De uitspraak benadrukt dat de hoofdregel is dat bezwaar de werking van een besluit niet opschort, en dat er een bijzondere reden moet zijn voor het treffen van een voorlopige voorziening. In dit geval was de enige reden die verzoeker aanvoerde financieel van aard, wat niet voldeed aan de eisen voor spoedeisendheid. De voorzieningenrechter heeft ook opgemerkt dat de rechtmatigheid van het besluit in de bodemprocedure zal worden getoetst, en dat de normale procedure niet door een spoedprocedure hoeft te worden doorkruist.

Uitspraak

RECHTBANK OOST-BRABANT

Zittingsplaats 's-Hertogenbosch
Bestuursrecht
zaaknummer: SHE 16/1222
uitspraak van de voorzieningenrechter van 26 mei 2016 op het verzoek om voorlopige voorziening in de zaak tussen

[persoon A] , handelende onder de naam 't Vlashuukske, te Oss, verzoeker

(gemachtigde: mr.
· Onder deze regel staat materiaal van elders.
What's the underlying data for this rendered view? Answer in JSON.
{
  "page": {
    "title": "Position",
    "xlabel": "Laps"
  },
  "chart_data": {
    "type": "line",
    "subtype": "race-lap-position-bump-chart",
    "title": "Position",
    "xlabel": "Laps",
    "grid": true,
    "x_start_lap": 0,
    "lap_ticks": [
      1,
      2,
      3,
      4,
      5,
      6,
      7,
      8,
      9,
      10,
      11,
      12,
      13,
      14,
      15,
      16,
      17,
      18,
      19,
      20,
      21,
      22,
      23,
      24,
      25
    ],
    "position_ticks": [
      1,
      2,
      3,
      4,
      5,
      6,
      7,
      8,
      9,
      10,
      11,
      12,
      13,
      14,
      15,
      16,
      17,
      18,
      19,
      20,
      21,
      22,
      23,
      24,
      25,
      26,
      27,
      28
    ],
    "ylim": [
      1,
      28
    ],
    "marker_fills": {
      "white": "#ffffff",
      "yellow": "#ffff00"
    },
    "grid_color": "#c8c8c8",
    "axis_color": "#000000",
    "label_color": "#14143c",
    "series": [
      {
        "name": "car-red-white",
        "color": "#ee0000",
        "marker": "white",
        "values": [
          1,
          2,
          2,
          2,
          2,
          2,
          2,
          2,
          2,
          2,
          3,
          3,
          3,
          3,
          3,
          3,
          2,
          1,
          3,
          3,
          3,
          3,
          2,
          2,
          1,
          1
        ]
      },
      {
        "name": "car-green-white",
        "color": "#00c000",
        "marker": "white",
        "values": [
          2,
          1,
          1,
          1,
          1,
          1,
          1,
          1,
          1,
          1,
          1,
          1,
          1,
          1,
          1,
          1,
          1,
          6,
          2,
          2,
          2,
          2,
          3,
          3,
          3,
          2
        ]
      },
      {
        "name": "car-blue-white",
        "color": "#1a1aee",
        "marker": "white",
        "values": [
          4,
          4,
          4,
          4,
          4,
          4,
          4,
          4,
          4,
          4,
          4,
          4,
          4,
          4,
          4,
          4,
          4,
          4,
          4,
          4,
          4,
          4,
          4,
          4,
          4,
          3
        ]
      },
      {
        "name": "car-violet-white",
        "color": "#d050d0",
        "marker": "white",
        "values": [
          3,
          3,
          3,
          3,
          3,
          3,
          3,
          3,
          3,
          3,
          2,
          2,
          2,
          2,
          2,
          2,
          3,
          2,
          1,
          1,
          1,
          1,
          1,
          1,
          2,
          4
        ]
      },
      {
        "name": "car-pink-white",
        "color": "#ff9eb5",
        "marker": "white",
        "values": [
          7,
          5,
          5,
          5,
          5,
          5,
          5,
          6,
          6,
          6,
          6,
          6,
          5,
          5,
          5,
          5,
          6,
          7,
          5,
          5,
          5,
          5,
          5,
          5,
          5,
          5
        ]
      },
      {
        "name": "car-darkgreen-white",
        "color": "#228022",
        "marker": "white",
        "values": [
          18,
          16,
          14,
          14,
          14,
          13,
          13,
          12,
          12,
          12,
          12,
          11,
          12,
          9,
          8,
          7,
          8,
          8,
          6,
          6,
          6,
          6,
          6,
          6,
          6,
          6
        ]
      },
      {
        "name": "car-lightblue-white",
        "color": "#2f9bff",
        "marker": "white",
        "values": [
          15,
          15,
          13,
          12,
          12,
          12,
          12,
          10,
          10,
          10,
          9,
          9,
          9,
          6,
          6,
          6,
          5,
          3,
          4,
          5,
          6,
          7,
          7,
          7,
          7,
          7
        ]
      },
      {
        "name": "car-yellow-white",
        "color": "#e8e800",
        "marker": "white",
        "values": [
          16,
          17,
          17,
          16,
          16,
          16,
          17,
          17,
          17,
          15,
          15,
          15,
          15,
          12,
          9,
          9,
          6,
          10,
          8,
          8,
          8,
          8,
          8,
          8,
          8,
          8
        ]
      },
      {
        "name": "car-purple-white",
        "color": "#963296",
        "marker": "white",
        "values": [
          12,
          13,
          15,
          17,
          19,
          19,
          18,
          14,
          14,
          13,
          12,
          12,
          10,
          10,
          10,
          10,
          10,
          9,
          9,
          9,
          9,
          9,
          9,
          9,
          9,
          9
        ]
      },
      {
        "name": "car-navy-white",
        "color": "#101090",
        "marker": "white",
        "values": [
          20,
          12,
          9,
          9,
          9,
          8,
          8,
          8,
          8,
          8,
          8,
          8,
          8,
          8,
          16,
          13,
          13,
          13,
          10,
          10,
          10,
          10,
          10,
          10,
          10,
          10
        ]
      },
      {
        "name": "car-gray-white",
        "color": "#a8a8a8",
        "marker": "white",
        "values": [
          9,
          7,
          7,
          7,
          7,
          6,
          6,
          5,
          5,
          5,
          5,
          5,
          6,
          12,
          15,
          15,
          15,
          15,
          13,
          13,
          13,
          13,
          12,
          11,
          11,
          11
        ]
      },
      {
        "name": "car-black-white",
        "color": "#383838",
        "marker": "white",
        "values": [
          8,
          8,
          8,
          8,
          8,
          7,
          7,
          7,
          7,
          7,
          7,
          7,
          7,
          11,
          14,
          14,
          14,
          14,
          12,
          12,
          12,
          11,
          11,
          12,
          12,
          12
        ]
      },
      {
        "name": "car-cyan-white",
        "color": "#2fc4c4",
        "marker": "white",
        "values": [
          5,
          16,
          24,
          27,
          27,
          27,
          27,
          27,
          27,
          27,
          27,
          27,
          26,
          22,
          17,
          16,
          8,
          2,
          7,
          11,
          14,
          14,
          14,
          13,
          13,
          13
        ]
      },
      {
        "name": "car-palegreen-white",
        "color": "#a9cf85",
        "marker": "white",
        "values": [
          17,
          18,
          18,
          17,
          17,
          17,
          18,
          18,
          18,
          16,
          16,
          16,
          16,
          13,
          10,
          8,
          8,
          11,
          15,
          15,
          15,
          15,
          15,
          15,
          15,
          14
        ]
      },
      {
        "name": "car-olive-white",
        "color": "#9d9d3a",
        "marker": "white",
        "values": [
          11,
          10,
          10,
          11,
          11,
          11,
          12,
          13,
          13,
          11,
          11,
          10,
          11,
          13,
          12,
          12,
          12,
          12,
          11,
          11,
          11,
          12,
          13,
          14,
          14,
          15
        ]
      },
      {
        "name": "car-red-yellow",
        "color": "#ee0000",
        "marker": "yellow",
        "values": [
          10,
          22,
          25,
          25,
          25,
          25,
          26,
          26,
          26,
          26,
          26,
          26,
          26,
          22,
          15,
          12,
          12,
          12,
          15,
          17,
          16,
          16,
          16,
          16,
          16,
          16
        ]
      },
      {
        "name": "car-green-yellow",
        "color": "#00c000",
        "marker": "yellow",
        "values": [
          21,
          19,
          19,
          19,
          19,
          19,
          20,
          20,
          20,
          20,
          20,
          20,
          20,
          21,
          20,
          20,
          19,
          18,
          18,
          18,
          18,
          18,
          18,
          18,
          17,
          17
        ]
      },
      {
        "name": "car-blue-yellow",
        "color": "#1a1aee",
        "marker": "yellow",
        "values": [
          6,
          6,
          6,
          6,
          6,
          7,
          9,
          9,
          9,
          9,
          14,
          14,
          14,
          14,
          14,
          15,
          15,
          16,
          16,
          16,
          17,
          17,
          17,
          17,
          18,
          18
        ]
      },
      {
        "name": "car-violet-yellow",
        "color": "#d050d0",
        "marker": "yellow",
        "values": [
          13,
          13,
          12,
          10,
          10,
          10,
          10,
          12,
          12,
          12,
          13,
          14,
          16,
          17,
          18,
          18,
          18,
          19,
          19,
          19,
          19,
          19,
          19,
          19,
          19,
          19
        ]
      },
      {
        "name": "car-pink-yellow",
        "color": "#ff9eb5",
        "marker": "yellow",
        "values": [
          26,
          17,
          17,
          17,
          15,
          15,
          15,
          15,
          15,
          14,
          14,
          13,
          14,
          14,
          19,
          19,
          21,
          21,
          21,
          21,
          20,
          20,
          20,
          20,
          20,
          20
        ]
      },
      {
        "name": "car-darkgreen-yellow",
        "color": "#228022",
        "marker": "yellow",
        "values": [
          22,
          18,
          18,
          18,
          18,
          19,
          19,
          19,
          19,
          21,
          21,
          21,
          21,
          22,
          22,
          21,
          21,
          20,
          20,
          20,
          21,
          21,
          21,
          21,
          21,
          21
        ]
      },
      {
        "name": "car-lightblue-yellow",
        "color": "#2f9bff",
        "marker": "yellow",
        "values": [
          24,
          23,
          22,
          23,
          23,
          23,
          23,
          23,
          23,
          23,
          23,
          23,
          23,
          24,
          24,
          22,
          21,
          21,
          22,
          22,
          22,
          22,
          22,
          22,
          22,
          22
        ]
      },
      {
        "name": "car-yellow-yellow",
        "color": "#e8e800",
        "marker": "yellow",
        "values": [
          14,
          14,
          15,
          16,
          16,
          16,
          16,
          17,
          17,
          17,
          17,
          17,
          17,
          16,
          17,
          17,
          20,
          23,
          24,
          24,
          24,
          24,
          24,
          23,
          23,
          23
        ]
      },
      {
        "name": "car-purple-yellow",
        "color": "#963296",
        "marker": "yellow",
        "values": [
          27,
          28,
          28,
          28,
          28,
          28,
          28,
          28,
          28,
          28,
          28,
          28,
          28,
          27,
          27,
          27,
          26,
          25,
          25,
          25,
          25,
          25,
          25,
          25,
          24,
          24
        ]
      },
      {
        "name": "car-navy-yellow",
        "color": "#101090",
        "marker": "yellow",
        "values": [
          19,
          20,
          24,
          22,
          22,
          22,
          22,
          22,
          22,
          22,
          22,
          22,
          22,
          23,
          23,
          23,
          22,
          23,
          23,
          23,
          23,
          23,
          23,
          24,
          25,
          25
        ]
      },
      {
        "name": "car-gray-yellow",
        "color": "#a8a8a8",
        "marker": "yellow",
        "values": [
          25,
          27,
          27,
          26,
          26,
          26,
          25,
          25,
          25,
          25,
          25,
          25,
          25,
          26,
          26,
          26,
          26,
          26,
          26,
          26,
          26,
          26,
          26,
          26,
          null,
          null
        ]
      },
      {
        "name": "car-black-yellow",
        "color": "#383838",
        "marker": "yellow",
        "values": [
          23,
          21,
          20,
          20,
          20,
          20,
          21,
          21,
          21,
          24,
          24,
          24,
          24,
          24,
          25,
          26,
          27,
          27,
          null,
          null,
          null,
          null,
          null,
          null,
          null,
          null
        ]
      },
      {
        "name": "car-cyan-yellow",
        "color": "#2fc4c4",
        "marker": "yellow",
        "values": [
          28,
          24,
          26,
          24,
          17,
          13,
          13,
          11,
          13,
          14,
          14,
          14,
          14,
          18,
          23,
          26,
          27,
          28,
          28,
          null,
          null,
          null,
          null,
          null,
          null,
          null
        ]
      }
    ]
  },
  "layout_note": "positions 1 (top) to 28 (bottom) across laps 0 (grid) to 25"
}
G.J. Holtkamp),
en

de burgemeester van Oss, verweerder

(gemachtigde: mr. S.P. Ligthart).

Procesverloop

Bij besluit van 10 maart 2016 (het primaire besluit) heeft verweerder een last onder bestuursdwang opgelegd, inhoudende dat het horecabedrijf 't Vlashuuske aan de Geurdenhof 42 te Oss wordt gesloten voor de duur van twee weken, van maandag 18 april 2016 tot zondag 1 mei 2016. Daarbij heeft verweerder tevens aan verzoeker een aantal lasten onder dwangsom opgelegd wegens het niet naleven van de regels uit de exploitatievergunning, de APV en de Drank- en Horecawet.
Verzoeker heeft tegen het primaire besluit bezwaar gemaakt. Hij heeft de voorzieningenrechter verzocht om een voorlopige voorziening te treffen.
Bij besluit van 14 april 2016 heeft verweerder de tijdelijke sluiting opgeschort en besloten de sluiting te laten ingaan één week na de datum van de uitspraak van de voorzieningenrechter en het besluit voor het overige ongewijzigd gelaten.
Het onderzoek ter zitting heeft plaatsgevonden op 3 mei 2016. Namens verzoeker is verschenen [persoon A] , bijgestaan door verzoekers gemachtigde. Verweerder heeft zich laten vertegenwoordigen door zijn gemachtigde.

Overwegingen

1. Verzoeker is eigenaar en uitbater van café ’t Vlashuuske. Op 14 september 2015 heeft in het café een geweldsincident plaatsgevonden, waarbij een bezoeker een aantal andere mensen met kapotgeslagen glas snij- en steekwonden heeft toegebracht.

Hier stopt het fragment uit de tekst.